Luxe, calme et volupté

Constituée de quatre pavillons de couleur jaune pâle et surmontés de toits à tuiles bleues, la résidence royale, qui appartenait auparavant à l’ancien Chef du gouvernement espagnol Felipe Gonzalez, a été vendue à 2,5 millions d’euros. Elle vaut largement plus depuis les aménagements effectués par la royauté saoudienne. Protégée par un haut mur blanc long de 1,5 kilomètre et constellée de caméras de vidéosurveillance, elle abrite quatre héliports et compte une centaine de voitures. Depuis une semaine, des membres de la délégation et du protocole — dont des chauffeurs saoudiens croisés près du Mirage — sont sur place, dans la perle du détroit, pour prospecter.

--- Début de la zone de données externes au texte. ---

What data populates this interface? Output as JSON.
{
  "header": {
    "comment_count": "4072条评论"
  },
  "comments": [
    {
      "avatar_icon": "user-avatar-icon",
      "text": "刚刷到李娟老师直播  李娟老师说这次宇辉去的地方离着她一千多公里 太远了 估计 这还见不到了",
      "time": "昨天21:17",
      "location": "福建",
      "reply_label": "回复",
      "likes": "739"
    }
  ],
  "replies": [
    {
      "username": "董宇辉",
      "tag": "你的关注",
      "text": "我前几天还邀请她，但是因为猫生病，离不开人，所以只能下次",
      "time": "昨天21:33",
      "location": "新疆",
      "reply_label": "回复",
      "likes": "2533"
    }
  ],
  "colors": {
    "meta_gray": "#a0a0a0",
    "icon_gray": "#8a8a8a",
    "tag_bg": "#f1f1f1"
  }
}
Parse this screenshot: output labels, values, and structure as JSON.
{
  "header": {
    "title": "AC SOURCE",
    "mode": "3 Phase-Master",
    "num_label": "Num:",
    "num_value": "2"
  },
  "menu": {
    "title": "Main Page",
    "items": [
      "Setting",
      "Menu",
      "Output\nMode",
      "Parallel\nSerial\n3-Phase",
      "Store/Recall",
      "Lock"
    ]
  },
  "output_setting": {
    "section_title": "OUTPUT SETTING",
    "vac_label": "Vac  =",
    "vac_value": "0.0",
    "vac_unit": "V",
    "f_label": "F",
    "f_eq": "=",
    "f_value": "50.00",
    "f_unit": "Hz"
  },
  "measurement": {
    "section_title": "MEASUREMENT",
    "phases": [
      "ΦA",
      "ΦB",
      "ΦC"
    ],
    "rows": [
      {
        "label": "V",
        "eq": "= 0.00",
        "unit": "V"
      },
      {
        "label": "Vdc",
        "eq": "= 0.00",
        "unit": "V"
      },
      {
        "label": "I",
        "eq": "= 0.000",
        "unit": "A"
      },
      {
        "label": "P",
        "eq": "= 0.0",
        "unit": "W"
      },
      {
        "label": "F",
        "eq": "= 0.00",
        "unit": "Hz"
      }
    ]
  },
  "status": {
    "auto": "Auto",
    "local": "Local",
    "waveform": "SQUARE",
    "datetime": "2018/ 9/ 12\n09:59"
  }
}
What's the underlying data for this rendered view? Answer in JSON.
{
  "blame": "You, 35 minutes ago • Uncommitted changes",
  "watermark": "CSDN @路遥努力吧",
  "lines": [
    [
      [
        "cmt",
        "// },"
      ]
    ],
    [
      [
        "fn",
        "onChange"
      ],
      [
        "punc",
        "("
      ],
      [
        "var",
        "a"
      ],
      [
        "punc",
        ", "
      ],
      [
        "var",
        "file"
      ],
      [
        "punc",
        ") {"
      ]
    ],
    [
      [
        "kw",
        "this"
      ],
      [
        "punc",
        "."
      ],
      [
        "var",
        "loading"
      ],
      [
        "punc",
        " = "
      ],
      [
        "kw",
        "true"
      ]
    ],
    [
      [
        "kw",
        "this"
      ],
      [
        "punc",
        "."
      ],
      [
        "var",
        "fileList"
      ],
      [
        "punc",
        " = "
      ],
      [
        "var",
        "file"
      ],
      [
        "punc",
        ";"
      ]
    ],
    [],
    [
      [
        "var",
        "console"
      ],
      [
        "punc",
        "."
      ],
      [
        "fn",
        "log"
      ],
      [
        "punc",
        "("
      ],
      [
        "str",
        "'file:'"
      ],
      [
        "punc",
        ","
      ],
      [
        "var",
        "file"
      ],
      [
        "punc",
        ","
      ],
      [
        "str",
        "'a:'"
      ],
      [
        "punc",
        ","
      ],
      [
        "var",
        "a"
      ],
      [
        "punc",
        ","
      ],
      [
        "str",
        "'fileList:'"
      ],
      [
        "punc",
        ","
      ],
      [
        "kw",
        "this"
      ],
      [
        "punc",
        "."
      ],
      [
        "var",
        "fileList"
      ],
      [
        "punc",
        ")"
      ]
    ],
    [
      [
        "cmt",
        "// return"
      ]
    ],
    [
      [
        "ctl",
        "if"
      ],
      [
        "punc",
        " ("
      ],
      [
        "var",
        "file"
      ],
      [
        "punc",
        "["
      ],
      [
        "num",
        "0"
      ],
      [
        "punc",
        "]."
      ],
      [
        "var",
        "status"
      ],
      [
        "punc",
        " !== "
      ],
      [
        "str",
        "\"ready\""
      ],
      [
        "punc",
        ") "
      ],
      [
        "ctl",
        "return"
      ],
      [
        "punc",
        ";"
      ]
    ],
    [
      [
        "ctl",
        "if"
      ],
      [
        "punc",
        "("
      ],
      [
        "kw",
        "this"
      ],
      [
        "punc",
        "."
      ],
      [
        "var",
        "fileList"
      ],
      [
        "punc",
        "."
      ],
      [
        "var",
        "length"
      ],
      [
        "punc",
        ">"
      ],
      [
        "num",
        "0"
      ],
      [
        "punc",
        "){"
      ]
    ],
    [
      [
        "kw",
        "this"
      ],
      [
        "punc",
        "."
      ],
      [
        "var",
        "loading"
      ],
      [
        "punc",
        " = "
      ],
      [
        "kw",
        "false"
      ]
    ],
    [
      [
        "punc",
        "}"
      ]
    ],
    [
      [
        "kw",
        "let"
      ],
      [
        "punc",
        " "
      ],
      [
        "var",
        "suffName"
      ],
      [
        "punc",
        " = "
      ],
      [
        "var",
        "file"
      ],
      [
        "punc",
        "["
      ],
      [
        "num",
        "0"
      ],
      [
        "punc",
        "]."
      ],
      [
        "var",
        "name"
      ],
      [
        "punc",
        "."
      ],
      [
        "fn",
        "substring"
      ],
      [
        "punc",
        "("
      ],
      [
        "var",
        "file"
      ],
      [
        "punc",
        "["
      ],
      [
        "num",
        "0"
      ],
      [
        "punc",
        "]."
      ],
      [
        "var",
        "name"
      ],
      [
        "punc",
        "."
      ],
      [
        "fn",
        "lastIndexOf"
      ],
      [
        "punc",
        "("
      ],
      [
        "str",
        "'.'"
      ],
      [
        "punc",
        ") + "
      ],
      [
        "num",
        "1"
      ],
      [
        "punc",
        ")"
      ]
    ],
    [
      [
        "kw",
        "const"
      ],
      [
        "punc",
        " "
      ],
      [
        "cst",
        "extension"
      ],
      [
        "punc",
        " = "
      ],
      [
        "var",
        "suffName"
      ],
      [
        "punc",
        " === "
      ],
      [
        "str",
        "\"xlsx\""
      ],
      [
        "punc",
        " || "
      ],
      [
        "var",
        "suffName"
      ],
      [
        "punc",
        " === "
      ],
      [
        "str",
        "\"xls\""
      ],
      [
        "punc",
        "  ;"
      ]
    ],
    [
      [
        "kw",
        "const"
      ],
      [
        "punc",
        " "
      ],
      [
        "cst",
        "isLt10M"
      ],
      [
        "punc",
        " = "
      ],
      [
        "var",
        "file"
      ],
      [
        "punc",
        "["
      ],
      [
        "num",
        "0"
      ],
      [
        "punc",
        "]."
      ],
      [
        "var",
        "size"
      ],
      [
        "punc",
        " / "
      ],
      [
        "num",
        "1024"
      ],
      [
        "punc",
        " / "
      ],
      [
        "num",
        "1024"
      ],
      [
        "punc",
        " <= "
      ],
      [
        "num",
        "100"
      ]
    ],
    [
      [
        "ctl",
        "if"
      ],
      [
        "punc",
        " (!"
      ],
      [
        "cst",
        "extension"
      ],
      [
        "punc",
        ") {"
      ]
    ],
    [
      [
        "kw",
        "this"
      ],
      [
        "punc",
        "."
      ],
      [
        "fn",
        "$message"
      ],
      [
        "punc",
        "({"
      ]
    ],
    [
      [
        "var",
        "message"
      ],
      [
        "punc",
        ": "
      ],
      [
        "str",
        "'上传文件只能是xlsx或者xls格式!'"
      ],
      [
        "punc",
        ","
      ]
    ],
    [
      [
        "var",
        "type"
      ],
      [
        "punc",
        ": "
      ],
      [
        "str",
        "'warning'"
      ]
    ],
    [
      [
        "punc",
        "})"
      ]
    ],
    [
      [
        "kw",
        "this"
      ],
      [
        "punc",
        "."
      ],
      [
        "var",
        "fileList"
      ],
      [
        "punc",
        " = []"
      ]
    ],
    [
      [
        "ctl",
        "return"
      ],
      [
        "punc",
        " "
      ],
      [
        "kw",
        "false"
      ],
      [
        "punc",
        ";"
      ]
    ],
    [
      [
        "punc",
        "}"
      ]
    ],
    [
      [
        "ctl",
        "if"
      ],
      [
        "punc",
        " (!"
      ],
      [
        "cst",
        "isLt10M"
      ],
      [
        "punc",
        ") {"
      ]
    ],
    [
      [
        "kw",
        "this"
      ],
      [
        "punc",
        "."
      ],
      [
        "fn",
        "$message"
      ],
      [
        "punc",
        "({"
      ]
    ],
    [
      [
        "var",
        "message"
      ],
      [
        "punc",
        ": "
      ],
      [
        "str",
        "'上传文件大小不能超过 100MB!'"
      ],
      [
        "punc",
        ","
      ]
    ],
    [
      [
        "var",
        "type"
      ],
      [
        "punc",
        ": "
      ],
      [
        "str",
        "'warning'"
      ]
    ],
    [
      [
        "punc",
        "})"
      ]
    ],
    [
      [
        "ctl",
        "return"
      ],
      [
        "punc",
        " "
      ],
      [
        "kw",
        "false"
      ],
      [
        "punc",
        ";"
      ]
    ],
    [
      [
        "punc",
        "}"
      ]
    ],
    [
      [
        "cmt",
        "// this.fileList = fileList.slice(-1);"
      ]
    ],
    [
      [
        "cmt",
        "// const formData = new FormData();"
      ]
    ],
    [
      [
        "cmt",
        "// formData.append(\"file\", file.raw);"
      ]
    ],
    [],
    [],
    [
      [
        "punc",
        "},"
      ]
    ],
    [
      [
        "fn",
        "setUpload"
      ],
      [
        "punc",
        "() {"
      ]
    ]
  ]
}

Côté logistique, près de huit hôtels auraient été réservés parmi les plus fastueux de la ville, dont le Mövenpick, le Minzah, le Hilton, le Solazur et le Mirage, ainsi que des villas et appartements meublés et plus d’un demi-millier de voitures haut de gamme auraient été louées. “Des Mercedes, Range Rover, Jeep…”, précise notre observateur. “Le roi et sa suite, c’est environ mille personnes, donc autant de chambres et de maisons louées”. Evidemment, les opérateurs économiques et touristiques se frottent les mains de cette venue, synonyme de retombées substantielles. On se souvient que la première visite du roi Salman remonte au 4 août 2015, quand il a écourté ses vacances sur la Côte d’Azur suite à un séjour polémique. Des associations locales et des médias français s’étaient déchaînés contre la “privatisation” de la petite plage publique au pied de sa villa. Résultat : il n’y a passé qu’une semaine alors que sa diplomatie avait annoncé qu’il resterait un mois. Il avait alors mis le cap sur Tanger. Depuis, c’est une réelle affection qui lie le roi Salman à la perle du nord. Durant l’été 2016, il y a même célébré le mariage d’un de ses fils, conviant à cette occasion Mohammed VI et Lalla Salma.

Ce que femme veut…

Comment expliquer le tropisme du roi Salman pour Tanger ? Son mythe, sa géographie et son histoire y jouent sans doute pour beaucoup. Mais dans les salons de Riyad, on chuchote une raison nettement plus romanesque : sa femme Fahda préfèrerait le nord du Maroc à Marbella, en Espagne, où le monarque a souvent séjourné du temps où il était prince héritier et où il aimait se rendre avec sa première épouse, Sultana (décédée en 2011).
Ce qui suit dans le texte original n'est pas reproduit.